2 Portrait of a Lady On Fire
Camera Film
A slow burn of secrecy, intimacy, and an affair that could ruin the lives of the women involved, A Portrait of a Lady On Fire is a transcendent period drama. Not only an investigative look into the creative process and the artist’s relationship with authenticity. Noémie Merlant and Adele Haenel breathe nuanced complexities to their performances as the artist/muse relationship comes to a crescendo. Which makes the tragedy of their forbidden relationship all the more real, tender, and heartbreaking. Celine Sciamma does her best work here as a director of careful and measured relationships about women discovering themselves.
1 We Need To Talk About Kevin
BBC Films
Lynn Ramsay’s haunting, nightmarish, and darkly beautiful tale of motherhood gone awry is an epic masterwork of tragedy.

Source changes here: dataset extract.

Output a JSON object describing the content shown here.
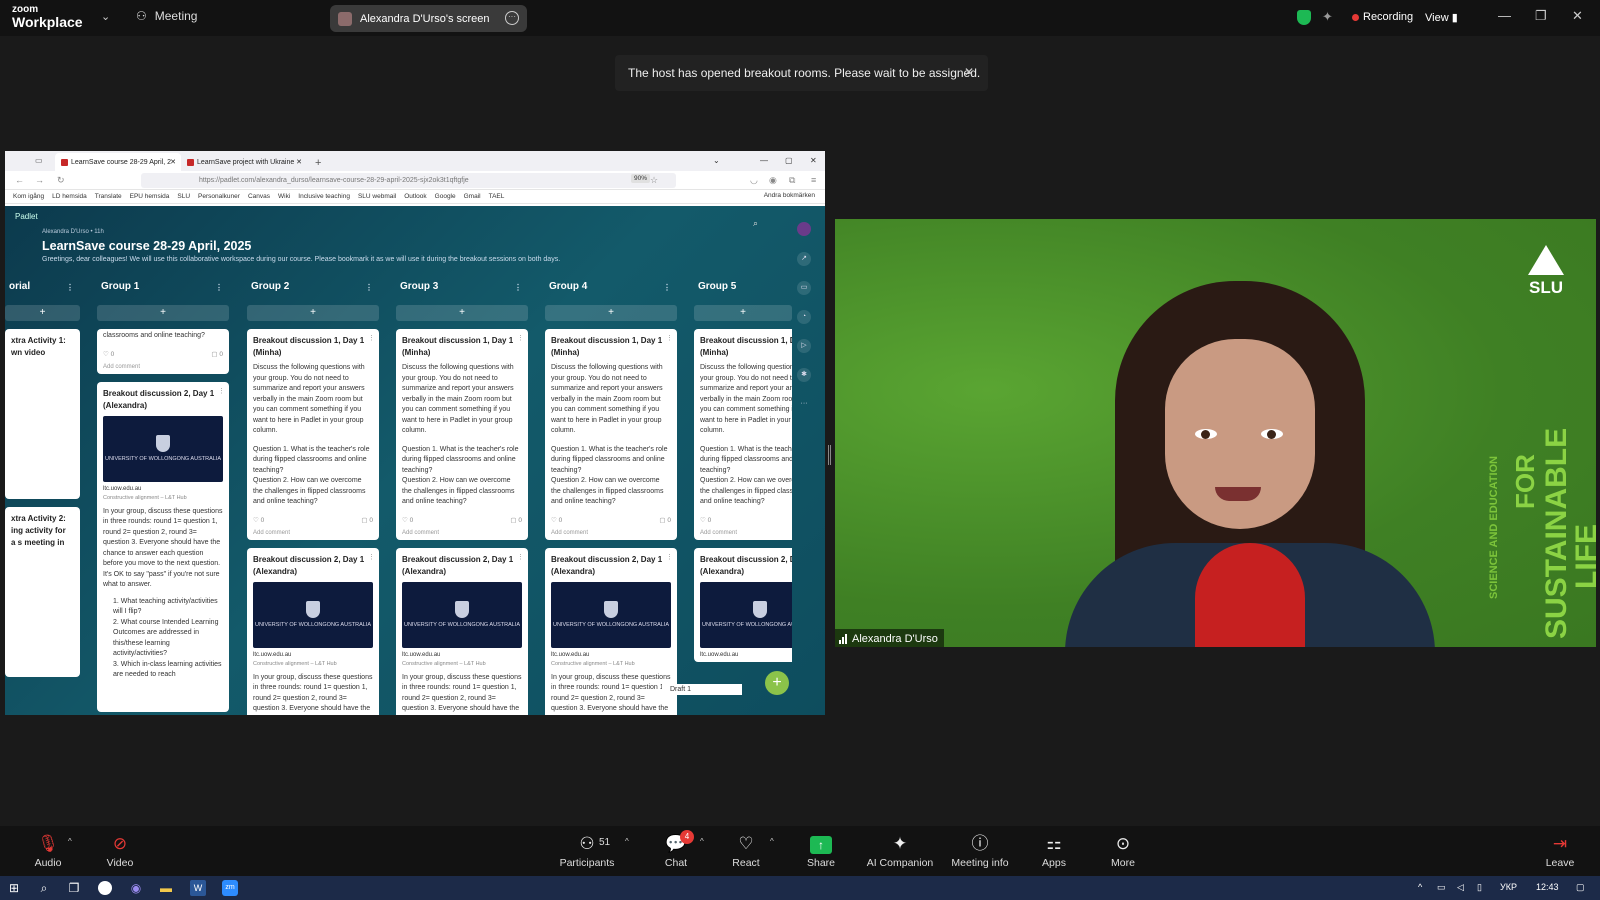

An all-too-real look at what it’s like having your child grow into and become a murderer under Ramsay’s elegant but brutal direction was sure to make your skin crawl. The depiction of the violence is blunt and bloody. While the relationship between Tilda Swinton as she struggles to love a child who hates her, played with a psychopathy creepiness by Ezra Miller, is as chilling as it gets. As we slowly watch the relationships deteriorate and the house combust in We Need to Talk About Kevin.